ProShares - Hedge Replication ETF (HDG) Volatility Skew

Implied volatility skew shows how IV varies across strike prices for a given expiration. Steeper skews indicate higher demand for downside protection relative to upside speculation.

ProShares - Hedge Replication ETF (HDG) operates in the Financial Services sector, specifically the Asset Management industry, with a market capitalization near $25.7M, listed on AMEX, carrying a beta of 0.33 to the broader market. The fund invests in financial instruments that ProShare Advisors believes, in combination, should track the performance of the benchmark. public since 2011-07-14.

Snapshot as of May 15, 2026.

Spot Price
$53.67
ATM IV
18.0%
IV Skew 25Δ
0.006
IV Rank
16.7%
IV Percentile
20.6%
Term Structure Slope
-0.014

As of May 15, 2026, ProShares - Hedge Replication ETF (HDG) at-the-money implied volatility is 18.0%. IV rank is 16.7% (where 0% is the 52-week low and 100% is the 52-week high). IV percentile is 20.6%. The 25-delta skew is +0.006: skew is roughly flat across the 25-delta wings. High IV rank typically favors premium-selling strategies; low IV rank favors premium-buying.

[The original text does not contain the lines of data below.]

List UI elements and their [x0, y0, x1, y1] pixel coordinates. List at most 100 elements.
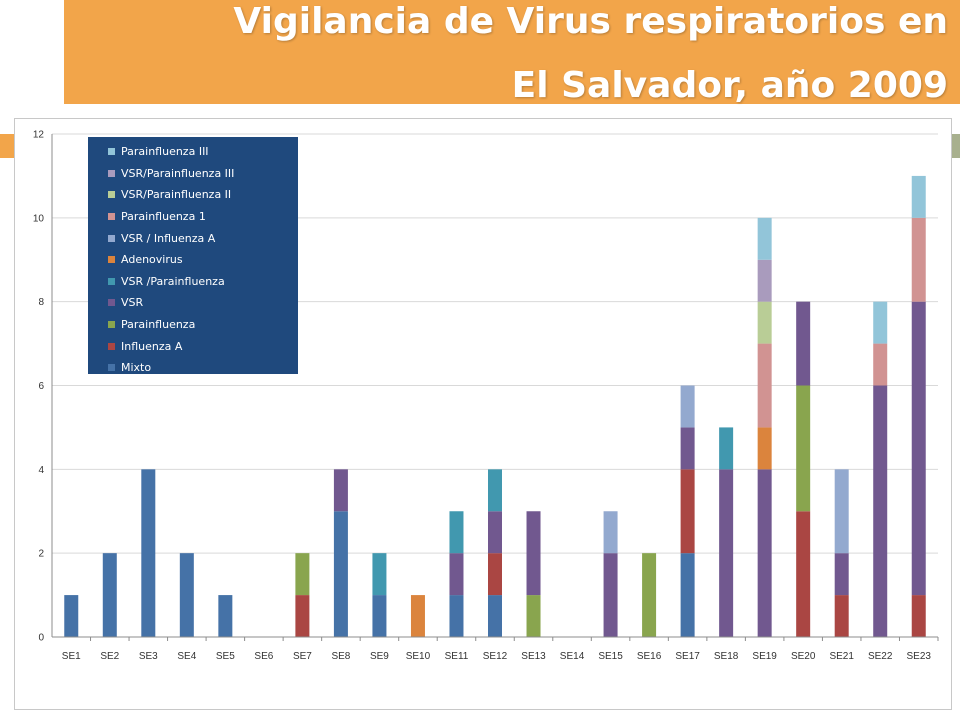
bar-segment-SE17-influenza-a [680, 469, 695, 554]
y-tick-label: 12 [33, 130, 45, 141]
x-tick-label-se16: SE16 [637, 651, 662, 662]
bar-segment-SE15-vsr-influenza-a [603, 511, 618, 554]
legend-swatch [108, 364, 115, 372]
bar-segment-SE12-mixto [488, 595, 502, 637]
legend-label: VSR/Parainfluenza II [121, 188, 232, 202]
legend-label: Mixto [121, 361, 152, 375]
bar-segment-SE11-mixto [449, 595, 464, 637]
bar-segment-SE13-parainfluenza [526, 595, 541, 637]
bar-segment-SE22-vsr [873, 385, 888, 637]
legend-label: Parainfluenza [121, 318, 196, 332]
y-tick-label: 4 [38, 465, 44, 476]
x-tick-label-se6: SE6 [254, 651, 273, 662]
bar-segment-SE20-vsr [796, 301, 811, 386]
x-tick-label-se2: SE2 [100, 651, 119, 662]
bar-segment-SE12-vsr-parainfluenza [488, 469, 502, 512]
bar-segment-SE17-vsr-influenza-a [680, 385, 695, 428]
legend-label: VSR [121, 296, 144, 310]
bar-segment-SE20-influenza-a [796, 511, 811, 637]
x-tick-label-se22: SE22 [868, 651, 893, 662]
x-tick-label-se9: SE9 [370, 651, 389, 662]
legend-item: Mixto [108, 357, 298, 379]
y-tick-label: 6 [38, 381, 44, 392]
bar-segment-SE16-parainfluenza [642, 553, 657, 637]
legend-label: Parainfluenza 1 [121, 210, 206, 224]
bar-segment-SE19-vsr-parainfluenza-ii [757, 301, 772, 344]
bar-segment-SE23-vsr [911, 301, 926, 596]
x-tick-label-se13: SE13 [521, 651, 546, 662]
bar-segment-SE4-mixto [179, 553, 194, 637]
legend-swatch [108, 234, 115, 242]
x-tick-label-se17: SE17 [675, 651, 700, 662]
legend-item: VSR / Influenza A [108, 227, 298, 249]
y-tick-label: 10 [33, 213, 45, 224]
bar-segment-SE13-vsr [526, 511, 541, 596]
bar-segment-SE7-parainfluenza [295, 553, 310, 596]
legend-swatch [108, 148, 115, 156]
legend-swatch [108, 169, 115, 177]
bar-segment-SE19-vsr-parainfluenza-iii [757, 259, 772, 302]
bar-segment-SE18-vsr [719, 469, 734, 637]
legend-label: Parainfluenza III [121, 145, 209, 159]
title-banner: Vigilancia de Virus respiratorios en El … [64, 0, 960, 106]
legend-label: VSR /Parainfluenza [121, 274, 225, 288]
bar-segment-SE19-parainfluenza-iii [757, 217, 772, 260]
bar-segment-SE22-parainfluenza-1 [873, 343, 888, 386]
legend-item: VSR /Parainfluenza [108, 271, 298, 293]
bar-segment-SE8-vsr [333, 469, 348, 512]
bar-segment-SE12-vsr [488, 511, 502, 554]
x-tick-label-se15: SE15 [598, 651, 623, 662]
bar-segment-SE9-vsr-parainfluenza [372, 553, 387, 596]
x-tick-label-se11: SE11 [445, 651, 469, 662]
legend-item: Influenza A [108, 335, 298, 357]
legend-swatch [108, 299, 115, 307]
legend-swatch [108, 191, 115, 199]
legend-label: VSR / Influenza A [121, 231, 216, 245]
legend-item: Parainfluenza [108, 314, 298, 336]
bar-segment-SE19-adenovirus [757, 427, 772, 470]
legend-item: Adenovirus [108, 249, 298, 271]
bar-segment-SE19-parainfluenza-1 [757, 343, 772, 428]
chart-legend: Parainfluenza III VSR/Parainfluenza III VS… [88, 137, 298, 374]
x-tick-label-se3: SE3 [139, 651, 158, 662]
bar-segment-SE10-adenovirus [410, 595, 425, 637]
bar-segment-SE20-parainfluenza [796, 385, 811, 512]
x-tick-label-se10: SE10 [406, 651, 431, 662]
legend-swatch [108, 213, 115, 221]
bar-segment-SE2-mixto [102, 553, 117, 637]
bar-segment-SE1-mixto [64, 595, 79, 637]
y-tick-label: 0 [38, 633, 44, 644]
legend-item: VSR/Parainfluenza III [108, 163, 298, 185]
legend-item: Parainfluenza 1 [108, 206, 298, 228]
legend-item: VSR/Parainfluenza II [108, 184, 298, 206]
x-tick-label-se14: SE14 [560, 651, 585, 662]
x-tick-label-se4: SE4 [177, 651, 196, 662]
bar-segment-SE19-vsr [757, 469, 772, 637]
legend-item: Parainfluenza III [108, 141, 298, 163]
x-tick-label-se20: SE20 [791, 651, 816, 662]
bar-segment-SE3-mixto [141, 469, 156, 637]
bar-segment-SE5-mixto [218, 595, 233, 637]
bar-segment-SE23-influenza-a [911, 595, 926, 637]
x-tick-label-se8: SE8 [331, 651, 350, 662]
bar-segment-SE23-parainfluenza-1 [911, 217, 926, 302]
x-tick-label-se5: SE5 [216, 651, 235, 662]
x-tick-label-se12: SE12 [483, 651, 508, 662]
bar-segment-SE23-parainfluenza-iii [911, 175, 926, 218]
x-tick-label-se21: SE21 [829, 651, 854, 662]
bar-segment-SE12-influenza-a [488, 553, 502, 596]
legend-label: Influenza A [121, 339, 183, 353]
bar-segment-SE17-mixto [680, 553, 695, 637]
y-tick-label: 8 [38, 297, 44, 308]
legend-swatch [108, 277, 115, 285]
bar-segment-SE11-vsr-parainfluenza [449, 511, 464, 554]
bar-segment-SE8-mixto [333, 511, 348, 637]
x-tick-label-se7: SE7 [293, 651, 312, 662]
legend-swatch [108, 342, 115, 350]
bar-segment-SE7-influenza-a [295, 595, 310, 637]
bar-segment-SE15-vsr [603, 553, 618, 637]
bar-segment-SE9-mixto [372, 595, 387, 637]
bar-segment-SE17-vsr [680, 427, 695, 470]
page-title-line-1: Vigilancia de Virus respiratorios en [233, 1, 948, 42]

HDG Strategy Selection at Current Volatility Levels

For ProShares - Hedge Replication ETF options at 18.0% ATM IV, low IV rank (16.7%) favors premium-buying or long-vol structures: long calls or puts, debit spreads, calendar spreads, long straddles. The risk: low-rank regimes can persist for months while time decay eats premium-buyers alive. Pair the vol-rank read with the dealer-gamma view and the upcoming-events calendar to confirm the strategy fits both the structural regime and the path-dependent risk. The variance risk premium - the persistent gap between implied and subsequently realized vol - is positive in equity markets on average; high IV rank typically reflects a stretch where the premium is wider than usual.

Learn how volatility skew is reported and how to read the data →

Frequently asked HDG volatility skew questions

What is the current HDG ATM implied volatility?
As of May 15, 2026, ProShares - Hedge Replication ETF (HDG) at-the-money implied volatility is 18.0%. IV rank is 16.7% on a 0-100% scale anchored to the 1-year IV range. ATM IV is the volatility input that makes a Black-Scholes-equivalent model reproduce the listed at-the-money option prices.
Is HDG IV high or low historically?
IV is subdued relative to its 1-year history, conditions that typically favor premium-buying strategies (long calls, long puts, debit spreads, calendar spreads).
What does HDG volatility skew tell options traders?
Volatility skew is the pattern by which IV varies across strikes for a given expiration. ProShares - Hedge Replication ETF skew is roughly flat across the 25-delta wings. Skew matters for risk-defined strategy selection: when downside puts are rich, put-credit spreads capture more premium; when upside calls are rich, call-credit spreads or covered-call writes harvest more.